Recent measurements of zooplankton biomass and biological productivity in the Gulf of Alaska have raised a number of questions regarding possible linkages between climate and availability of renewable resources. In this article we compare 3 abrupt oceanic regime shifts in the Gulf of Alaska, the 1976–1977 warming shift, the 1998 cooling episode, and the 1998 to 1999 El Niño to La Niña transition, against concomitant changes in biological conditions reported in the literature.

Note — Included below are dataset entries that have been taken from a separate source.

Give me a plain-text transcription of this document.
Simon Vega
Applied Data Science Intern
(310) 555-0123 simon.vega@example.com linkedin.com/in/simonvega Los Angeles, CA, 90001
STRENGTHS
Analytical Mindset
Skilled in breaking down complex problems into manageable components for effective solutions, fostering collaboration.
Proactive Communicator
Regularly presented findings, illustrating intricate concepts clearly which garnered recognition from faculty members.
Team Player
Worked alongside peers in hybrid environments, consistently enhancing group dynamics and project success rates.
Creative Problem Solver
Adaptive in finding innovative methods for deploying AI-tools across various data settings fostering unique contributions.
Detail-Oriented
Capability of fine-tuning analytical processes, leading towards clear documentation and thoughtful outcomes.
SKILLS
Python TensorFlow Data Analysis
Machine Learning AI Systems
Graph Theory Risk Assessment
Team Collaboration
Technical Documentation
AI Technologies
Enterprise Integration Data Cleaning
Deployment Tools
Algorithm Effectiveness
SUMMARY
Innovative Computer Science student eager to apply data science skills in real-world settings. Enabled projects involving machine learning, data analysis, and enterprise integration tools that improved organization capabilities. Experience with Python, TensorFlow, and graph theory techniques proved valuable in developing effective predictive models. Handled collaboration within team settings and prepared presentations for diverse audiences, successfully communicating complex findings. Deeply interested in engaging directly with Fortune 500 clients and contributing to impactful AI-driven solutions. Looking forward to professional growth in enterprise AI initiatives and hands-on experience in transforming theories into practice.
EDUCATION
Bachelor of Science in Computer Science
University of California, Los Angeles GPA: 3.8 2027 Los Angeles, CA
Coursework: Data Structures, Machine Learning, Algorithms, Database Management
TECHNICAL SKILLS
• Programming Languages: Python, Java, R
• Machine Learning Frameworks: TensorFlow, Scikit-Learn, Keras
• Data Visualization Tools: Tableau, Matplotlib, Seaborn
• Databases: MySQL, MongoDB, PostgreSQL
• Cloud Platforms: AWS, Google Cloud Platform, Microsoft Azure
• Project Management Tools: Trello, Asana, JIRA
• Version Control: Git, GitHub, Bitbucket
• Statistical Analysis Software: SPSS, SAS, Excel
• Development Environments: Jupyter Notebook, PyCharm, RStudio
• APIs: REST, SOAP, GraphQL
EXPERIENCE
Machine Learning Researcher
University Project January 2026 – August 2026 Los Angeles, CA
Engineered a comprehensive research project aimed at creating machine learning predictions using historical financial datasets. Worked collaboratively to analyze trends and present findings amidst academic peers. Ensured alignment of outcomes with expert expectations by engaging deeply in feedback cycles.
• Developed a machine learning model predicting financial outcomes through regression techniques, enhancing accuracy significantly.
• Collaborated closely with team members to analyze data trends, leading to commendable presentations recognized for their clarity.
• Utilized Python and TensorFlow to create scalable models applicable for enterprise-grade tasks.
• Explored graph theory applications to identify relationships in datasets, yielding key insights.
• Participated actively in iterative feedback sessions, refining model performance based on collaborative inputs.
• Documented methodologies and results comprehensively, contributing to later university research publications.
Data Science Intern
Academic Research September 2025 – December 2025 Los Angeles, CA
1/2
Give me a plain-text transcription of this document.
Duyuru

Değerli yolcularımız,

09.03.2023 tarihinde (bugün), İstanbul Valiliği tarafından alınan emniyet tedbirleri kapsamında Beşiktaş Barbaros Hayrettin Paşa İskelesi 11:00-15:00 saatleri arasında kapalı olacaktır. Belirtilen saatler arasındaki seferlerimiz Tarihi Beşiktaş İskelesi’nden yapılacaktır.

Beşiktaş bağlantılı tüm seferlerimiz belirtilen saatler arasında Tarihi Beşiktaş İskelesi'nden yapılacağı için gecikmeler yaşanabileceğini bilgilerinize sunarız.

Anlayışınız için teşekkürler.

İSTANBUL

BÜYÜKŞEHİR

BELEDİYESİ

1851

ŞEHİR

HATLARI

After the 1976–1977 warming shift, changes in the Gulf's 3D circulation, i.e., interior upwelling, onshore transport and coastal downwelling, had the same sign as their climatological means, thus providing a candidate explanation to the observed increased productivity of the upper ocean. Warming and cooling transitions have associated with them very different patterns of both horizontal and vertical circulation, where the latter is confirmed to be linked to the wind stress curl variability. Important shifts in the local biology have been reported in the literature (warming of 1976–1997 and El Niño to La Niña transition of 1998–1999) when climatological shifts in our simulated vertical velocities were large; in turn, when they were small, the ecosystem did not show significant changes and this was in part due to the resilience set by the 1976–1977 shift through the strengthening of the GOA's mean 3D circulation.